4. Afferent neuron recording

1. Fill the afferent recording electrode with 30 µL of the extracellular solution, insert it into the right head stage pipette holder (Figure 1B, C), and lower it into the dish solution while applying positive pressure (1-2 mm Hg) produced by a pneumatic transducer.
2. Locate and loosely attach to posterior lateral line afferent ganglion.
   1. Using a micromanipulator, lower the afferent electrode tip until it is holding position above the cleithrum.
   2. Increase the magnification to 40x immersion and locate the intersection of the posterior lateral line nerve and cleithrum. Follow the lateral line nerve anterior from the cleithrum to where the fibers innervate the posterior lateral line afferent ganglion, distinguishable by the discrete cluster of soma (Figure 1F).
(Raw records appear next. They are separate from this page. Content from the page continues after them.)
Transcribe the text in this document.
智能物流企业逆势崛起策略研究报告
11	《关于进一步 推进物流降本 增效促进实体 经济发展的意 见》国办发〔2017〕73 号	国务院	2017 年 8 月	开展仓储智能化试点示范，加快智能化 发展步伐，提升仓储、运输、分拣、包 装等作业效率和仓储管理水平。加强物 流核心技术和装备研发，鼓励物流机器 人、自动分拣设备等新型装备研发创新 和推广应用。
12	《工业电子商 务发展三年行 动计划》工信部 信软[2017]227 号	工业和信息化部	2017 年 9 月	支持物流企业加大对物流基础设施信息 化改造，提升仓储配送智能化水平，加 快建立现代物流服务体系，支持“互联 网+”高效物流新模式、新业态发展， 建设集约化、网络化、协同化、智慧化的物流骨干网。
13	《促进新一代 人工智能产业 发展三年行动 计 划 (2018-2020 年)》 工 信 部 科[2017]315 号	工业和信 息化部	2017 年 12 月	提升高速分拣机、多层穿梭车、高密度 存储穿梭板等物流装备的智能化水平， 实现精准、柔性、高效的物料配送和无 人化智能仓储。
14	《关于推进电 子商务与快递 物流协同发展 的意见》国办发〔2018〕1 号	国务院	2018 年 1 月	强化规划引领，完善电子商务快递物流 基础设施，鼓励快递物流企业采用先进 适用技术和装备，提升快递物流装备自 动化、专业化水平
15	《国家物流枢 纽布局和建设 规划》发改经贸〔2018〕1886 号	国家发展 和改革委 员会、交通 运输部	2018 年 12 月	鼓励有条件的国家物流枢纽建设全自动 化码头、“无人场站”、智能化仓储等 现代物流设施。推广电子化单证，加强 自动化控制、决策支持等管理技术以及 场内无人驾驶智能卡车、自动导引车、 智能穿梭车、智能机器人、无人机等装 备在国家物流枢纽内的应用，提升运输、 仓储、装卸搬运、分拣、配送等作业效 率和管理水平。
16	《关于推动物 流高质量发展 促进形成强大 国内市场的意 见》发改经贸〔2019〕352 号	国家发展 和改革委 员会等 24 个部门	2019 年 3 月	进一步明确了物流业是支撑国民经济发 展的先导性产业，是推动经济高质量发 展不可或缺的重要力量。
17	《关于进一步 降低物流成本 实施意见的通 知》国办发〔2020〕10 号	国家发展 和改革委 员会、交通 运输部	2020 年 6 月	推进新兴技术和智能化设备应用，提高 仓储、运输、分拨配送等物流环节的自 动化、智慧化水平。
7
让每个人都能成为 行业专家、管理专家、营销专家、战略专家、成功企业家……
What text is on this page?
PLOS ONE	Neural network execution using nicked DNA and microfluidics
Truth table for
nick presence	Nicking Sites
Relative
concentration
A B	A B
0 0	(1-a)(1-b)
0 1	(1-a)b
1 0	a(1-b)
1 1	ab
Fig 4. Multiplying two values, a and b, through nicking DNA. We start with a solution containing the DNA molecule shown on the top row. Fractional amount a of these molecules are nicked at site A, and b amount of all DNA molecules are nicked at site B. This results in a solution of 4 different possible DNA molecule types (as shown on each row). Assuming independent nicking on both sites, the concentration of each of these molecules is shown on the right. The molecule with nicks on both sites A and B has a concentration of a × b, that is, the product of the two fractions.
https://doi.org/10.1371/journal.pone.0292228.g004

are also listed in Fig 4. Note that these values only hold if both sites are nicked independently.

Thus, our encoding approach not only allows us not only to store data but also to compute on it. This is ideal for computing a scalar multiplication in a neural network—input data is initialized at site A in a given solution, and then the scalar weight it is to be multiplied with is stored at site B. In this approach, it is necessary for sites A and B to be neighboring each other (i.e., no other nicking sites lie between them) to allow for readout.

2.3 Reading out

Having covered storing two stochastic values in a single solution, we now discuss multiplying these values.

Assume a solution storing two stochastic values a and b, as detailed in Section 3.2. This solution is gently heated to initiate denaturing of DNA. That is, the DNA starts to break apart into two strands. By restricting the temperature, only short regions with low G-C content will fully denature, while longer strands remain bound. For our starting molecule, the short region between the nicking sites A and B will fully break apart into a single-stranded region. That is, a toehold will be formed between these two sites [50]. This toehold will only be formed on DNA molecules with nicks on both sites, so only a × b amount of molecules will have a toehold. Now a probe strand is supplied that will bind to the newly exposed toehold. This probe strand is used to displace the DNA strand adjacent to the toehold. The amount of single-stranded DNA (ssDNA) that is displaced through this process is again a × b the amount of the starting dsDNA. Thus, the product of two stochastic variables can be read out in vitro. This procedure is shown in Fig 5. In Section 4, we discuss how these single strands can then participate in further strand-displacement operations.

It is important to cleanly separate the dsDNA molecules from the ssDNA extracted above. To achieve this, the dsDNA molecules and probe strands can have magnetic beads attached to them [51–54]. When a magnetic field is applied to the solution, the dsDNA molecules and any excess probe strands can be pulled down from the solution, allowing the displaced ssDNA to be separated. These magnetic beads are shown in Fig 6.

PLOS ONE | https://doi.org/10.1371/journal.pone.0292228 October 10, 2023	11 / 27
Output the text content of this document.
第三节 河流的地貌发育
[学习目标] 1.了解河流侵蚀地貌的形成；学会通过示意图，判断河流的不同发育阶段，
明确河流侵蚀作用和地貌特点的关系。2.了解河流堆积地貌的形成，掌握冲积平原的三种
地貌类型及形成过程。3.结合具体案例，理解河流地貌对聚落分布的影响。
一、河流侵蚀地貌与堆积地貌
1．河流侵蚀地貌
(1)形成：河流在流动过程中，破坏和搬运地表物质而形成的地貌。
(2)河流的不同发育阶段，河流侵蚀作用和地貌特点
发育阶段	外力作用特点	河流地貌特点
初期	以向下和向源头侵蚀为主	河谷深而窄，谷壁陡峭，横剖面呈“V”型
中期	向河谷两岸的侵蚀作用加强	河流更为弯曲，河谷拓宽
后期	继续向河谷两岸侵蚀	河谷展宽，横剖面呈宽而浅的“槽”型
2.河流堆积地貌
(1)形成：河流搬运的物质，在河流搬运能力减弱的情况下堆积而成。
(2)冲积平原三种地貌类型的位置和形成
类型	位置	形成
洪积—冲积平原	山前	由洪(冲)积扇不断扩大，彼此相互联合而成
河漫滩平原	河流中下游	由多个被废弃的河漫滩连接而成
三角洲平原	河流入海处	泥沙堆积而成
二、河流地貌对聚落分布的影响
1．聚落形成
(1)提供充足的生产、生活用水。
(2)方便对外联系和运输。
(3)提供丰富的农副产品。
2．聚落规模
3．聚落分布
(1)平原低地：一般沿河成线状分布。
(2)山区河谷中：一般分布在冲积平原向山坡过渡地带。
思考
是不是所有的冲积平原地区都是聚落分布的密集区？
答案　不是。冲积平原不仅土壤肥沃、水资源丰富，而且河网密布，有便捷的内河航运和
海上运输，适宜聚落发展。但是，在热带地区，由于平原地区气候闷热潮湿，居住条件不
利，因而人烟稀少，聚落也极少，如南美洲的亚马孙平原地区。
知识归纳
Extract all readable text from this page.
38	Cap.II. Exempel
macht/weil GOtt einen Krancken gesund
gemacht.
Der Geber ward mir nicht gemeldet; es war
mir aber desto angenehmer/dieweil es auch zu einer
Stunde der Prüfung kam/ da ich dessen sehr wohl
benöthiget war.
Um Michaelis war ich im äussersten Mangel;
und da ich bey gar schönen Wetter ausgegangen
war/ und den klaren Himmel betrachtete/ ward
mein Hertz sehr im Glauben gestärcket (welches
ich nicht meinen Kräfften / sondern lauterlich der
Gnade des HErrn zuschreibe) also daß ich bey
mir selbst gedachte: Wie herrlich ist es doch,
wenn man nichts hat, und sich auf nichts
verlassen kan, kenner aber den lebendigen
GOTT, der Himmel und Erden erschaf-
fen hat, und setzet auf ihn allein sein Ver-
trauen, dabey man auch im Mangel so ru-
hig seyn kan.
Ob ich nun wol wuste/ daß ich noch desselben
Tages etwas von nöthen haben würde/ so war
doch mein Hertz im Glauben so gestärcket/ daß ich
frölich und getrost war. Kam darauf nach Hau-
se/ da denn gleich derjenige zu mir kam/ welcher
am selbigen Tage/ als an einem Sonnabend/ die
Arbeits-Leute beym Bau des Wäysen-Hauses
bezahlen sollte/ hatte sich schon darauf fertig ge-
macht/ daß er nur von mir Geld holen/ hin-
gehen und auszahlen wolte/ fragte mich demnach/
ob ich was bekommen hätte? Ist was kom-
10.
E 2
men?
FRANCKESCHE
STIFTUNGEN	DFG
   3. Bring the electrode tip over the afferent ganglion and lower the pipette until the tip contacts the epithelium. Gently, maneuver the electrode so that the entire tip circumference contacts the afferent ganglion.
   4. Apply negative pressure (20-50 mm Hg) with the pneumatic transducer and hold.
      NOTE: The negative pressure applied to the afferent ganglion is gentle. Increasing negative pressure can improve signal-to-noise, but afferent neuron health declines under sustained aggressive suction, which decreases the probability of a successful recording.
3. Record afferent neuron activity.
   1. The left head stage should be connected to the amplifier, which relays the amplified signal into a digitizer that outputs the said signal into the patch clamp electrophysiology software to be monitored on an adjacent computer.
   2. In pClamp10, click on the Play button on the toolbar to monitor afferent neurons.
   3. Ensure that the whole cell, loose patch recording of afferent neurons is achieved once spikes occur spontaneously, roughly every 100-200 ms (Figure 1E).
   4. Gradually, increase the afferent neuron recording electrode pressure back to atmospheric (0 mm Hg) and hold for the remainder of the recording.